定義=被災地域の対応能力を超えた生態系の破壊。

災害のサイクル

災害時の保険−処理能力を超える死亡者、傷害者の多発。

医療上の問題−施設、医療スタッフの損害や需要拡大による通常医療や保険活動の機能低下。感染症、衛生上の問題の発生。特異な状況下での心理的、精神的損傷のケア,避難民仮設キャンプでの保険衛生管理。

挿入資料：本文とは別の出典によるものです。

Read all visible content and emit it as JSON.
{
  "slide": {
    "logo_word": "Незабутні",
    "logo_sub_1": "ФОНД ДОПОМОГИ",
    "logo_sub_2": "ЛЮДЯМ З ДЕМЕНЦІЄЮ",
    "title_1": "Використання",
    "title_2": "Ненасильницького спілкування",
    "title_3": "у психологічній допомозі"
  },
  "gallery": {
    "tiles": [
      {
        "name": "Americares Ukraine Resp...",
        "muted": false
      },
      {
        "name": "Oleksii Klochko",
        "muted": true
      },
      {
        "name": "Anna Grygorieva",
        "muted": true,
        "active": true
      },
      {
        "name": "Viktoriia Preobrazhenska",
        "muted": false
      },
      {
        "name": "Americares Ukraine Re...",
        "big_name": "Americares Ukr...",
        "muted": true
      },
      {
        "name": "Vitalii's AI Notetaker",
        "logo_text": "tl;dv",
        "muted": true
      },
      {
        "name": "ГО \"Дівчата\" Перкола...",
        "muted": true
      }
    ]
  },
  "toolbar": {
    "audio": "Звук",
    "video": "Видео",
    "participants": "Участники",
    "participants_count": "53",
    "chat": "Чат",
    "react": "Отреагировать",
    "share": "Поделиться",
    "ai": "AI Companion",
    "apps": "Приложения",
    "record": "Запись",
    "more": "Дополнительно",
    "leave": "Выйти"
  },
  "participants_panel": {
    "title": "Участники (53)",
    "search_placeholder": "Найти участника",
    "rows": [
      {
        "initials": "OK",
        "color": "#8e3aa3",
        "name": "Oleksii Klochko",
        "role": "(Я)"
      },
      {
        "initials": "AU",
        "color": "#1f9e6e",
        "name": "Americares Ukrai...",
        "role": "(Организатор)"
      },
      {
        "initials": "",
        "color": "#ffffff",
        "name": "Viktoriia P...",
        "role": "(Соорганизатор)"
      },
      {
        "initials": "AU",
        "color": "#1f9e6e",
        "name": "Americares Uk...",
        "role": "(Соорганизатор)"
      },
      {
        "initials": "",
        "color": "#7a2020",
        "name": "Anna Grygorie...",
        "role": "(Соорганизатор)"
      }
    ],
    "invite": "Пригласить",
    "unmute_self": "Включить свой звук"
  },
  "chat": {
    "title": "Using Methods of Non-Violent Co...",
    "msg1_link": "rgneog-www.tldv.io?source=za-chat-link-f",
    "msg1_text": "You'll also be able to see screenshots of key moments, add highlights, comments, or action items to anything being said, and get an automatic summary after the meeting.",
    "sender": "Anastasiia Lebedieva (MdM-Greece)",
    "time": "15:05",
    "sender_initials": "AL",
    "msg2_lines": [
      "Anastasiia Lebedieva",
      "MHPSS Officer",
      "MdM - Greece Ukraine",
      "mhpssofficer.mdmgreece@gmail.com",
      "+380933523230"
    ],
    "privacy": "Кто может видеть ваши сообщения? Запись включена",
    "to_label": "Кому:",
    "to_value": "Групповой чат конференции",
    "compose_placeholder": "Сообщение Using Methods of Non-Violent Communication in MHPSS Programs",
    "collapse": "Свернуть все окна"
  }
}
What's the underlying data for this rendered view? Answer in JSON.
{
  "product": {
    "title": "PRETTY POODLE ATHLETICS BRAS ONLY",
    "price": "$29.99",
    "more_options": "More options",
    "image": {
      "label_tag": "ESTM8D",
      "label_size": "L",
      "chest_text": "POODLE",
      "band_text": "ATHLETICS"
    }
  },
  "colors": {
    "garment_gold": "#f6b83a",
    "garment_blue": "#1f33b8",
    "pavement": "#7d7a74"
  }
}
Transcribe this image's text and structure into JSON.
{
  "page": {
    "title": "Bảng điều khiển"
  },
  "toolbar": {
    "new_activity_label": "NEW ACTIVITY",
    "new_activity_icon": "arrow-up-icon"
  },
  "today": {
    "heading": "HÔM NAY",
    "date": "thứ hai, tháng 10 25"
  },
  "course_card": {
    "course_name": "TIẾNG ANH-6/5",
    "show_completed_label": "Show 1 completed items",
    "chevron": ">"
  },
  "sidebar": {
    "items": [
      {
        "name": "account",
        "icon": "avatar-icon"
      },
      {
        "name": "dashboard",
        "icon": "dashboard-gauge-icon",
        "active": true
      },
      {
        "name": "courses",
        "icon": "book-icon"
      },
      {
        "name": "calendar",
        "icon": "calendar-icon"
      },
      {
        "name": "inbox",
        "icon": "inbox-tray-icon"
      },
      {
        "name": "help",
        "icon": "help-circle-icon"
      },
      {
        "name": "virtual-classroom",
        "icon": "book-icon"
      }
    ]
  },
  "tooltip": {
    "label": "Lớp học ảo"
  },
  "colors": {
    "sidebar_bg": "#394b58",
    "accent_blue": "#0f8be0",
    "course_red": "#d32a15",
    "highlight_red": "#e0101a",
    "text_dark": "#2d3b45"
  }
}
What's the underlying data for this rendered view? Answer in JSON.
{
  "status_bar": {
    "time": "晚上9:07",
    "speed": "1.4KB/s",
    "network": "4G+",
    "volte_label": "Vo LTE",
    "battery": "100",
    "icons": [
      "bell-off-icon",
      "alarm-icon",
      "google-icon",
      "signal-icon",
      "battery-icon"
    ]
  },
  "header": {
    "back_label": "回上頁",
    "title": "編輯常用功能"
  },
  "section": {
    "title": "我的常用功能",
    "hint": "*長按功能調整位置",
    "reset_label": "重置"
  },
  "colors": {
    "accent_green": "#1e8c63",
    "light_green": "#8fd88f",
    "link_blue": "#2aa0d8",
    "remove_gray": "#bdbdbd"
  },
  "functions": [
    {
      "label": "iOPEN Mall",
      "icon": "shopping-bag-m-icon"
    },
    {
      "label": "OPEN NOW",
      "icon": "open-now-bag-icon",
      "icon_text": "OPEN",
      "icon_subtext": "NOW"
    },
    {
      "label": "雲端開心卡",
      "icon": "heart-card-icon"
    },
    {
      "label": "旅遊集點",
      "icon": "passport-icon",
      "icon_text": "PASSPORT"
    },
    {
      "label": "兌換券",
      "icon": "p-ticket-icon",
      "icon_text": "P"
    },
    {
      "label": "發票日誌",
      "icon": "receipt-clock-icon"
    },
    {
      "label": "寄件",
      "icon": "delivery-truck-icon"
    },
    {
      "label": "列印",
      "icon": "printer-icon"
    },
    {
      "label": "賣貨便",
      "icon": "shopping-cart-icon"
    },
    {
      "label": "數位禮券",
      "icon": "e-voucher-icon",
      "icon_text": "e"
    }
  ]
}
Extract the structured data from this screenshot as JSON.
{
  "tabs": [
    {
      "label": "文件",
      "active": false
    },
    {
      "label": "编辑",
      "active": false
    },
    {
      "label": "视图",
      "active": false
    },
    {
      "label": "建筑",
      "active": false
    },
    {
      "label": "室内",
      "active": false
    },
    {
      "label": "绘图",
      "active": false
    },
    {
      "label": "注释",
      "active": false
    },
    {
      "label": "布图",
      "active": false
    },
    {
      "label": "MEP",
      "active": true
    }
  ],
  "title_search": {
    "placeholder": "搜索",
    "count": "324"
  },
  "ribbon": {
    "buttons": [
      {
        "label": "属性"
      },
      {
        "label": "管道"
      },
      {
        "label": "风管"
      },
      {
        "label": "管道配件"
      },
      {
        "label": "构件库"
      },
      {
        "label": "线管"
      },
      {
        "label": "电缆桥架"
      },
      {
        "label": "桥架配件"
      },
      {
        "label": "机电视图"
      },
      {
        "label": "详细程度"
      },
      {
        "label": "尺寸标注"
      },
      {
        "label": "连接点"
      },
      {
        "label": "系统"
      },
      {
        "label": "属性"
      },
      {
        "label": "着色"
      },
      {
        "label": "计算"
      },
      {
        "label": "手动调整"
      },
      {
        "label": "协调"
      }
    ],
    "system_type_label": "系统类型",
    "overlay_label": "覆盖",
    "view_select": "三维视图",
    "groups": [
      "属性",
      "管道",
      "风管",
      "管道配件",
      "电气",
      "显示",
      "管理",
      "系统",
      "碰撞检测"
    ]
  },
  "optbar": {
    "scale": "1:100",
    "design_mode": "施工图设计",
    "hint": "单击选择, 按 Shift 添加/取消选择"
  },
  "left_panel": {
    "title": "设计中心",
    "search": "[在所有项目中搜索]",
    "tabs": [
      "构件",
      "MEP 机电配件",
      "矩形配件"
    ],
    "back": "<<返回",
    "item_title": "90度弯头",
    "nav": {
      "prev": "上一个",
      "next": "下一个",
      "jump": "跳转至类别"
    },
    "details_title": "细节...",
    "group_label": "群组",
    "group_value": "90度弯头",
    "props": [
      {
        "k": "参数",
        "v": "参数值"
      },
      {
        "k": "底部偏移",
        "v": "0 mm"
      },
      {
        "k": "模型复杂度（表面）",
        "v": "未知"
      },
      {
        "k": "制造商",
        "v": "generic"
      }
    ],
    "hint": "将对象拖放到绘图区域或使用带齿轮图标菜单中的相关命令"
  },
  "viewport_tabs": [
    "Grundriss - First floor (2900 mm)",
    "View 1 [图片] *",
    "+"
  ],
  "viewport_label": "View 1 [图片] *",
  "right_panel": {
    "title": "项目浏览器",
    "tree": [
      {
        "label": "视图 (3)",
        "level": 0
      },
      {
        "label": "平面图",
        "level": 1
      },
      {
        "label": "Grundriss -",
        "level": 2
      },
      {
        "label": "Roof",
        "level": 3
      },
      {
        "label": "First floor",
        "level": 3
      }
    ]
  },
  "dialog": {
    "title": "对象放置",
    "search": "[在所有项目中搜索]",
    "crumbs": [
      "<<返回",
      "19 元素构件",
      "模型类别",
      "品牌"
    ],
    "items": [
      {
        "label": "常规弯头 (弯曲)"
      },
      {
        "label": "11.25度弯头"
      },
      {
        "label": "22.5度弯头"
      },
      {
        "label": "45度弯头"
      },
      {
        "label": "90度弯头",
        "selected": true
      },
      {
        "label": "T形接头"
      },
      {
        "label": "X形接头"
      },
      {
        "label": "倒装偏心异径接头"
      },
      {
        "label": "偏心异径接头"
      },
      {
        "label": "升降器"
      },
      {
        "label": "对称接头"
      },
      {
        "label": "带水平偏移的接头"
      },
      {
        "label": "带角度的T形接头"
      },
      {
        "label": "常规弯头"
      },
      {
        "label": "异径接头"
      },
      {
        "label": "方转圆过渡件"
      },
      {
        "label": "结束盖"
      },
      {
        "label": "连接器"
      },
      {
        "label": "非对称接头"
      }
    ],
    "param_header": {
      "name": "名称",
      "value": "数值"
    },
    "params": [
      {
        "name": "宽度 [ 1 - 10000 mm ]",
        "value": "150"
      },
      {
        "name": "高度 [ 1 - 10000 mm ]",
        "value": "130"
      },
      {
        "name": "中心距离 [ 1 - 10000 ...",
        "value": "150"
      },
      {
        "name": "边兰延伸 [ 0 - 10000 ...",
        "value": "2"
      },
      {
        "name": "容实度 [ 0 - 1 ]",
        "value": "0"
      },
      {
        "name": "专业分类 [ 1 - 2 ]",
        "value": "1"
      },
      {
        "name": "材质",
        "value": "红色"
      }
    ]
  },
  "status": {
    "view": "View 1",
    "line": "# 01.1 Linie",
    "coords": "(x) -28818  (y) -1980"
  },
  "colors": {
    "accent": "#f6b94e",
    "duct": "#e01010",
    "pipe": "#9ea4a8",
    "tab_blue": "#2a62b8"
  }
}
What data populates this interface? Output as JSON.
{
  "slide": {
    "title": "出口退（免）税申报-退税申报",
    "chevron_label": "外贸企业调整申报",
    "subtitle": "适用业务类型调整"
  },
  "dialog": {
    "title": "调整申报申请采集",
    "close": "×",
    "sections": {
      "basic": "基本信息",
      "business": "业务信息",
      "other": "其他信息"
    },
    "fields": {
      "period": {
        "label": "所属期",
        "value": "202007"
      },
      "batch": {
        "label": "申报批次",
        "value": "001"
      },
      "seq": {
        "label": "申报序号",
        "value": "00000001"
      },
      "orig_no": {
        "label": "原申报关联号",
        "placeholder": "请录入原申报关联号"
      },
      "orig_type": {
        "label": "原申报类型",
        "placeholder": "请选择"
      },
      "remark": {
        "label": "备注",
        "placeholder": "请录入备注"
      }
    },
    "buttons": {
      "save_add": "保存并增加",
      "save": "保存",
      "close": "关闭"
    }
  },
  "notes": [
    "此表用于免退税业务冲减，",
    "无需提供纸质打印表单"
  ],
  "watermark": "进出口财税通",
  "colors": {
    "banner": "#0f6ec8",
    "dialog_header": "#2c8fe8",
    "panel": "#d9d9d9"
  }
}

 災害時にはこのような多くの問題が生じるが、それに対する保険医療の役割(対処)と更に災害に備えての対策を以下にまとめる。

1.災害時の役割

2.災害に備えての対策
 建築、治水、砂防、予知などの本質的な災害予防対策と異なり,主に災害が発生してからの役割が期待される保険医療分野は,普段からの計画準備と教育訓練など『災害への備え』を必要とする。主なものは
  危険因子分析
  国や自治体の災害対策機構
  災害時の法的な臨時措置の整備
  地域や病院の災害計画及びその実地訓練
  医療資材の備蓄管理と被災時の補給体制の確立
  被災時に必要な基本情報の整備
   (道路地図、地域内医療施設の情報など)
  救急医療やトリアージの方法の標準化と保険医療
  スタッフへのトレーニング
  地域住民への捜索活動、応急処置の教育
  ニーズの迅速評価の方法と実施の計画
 などである。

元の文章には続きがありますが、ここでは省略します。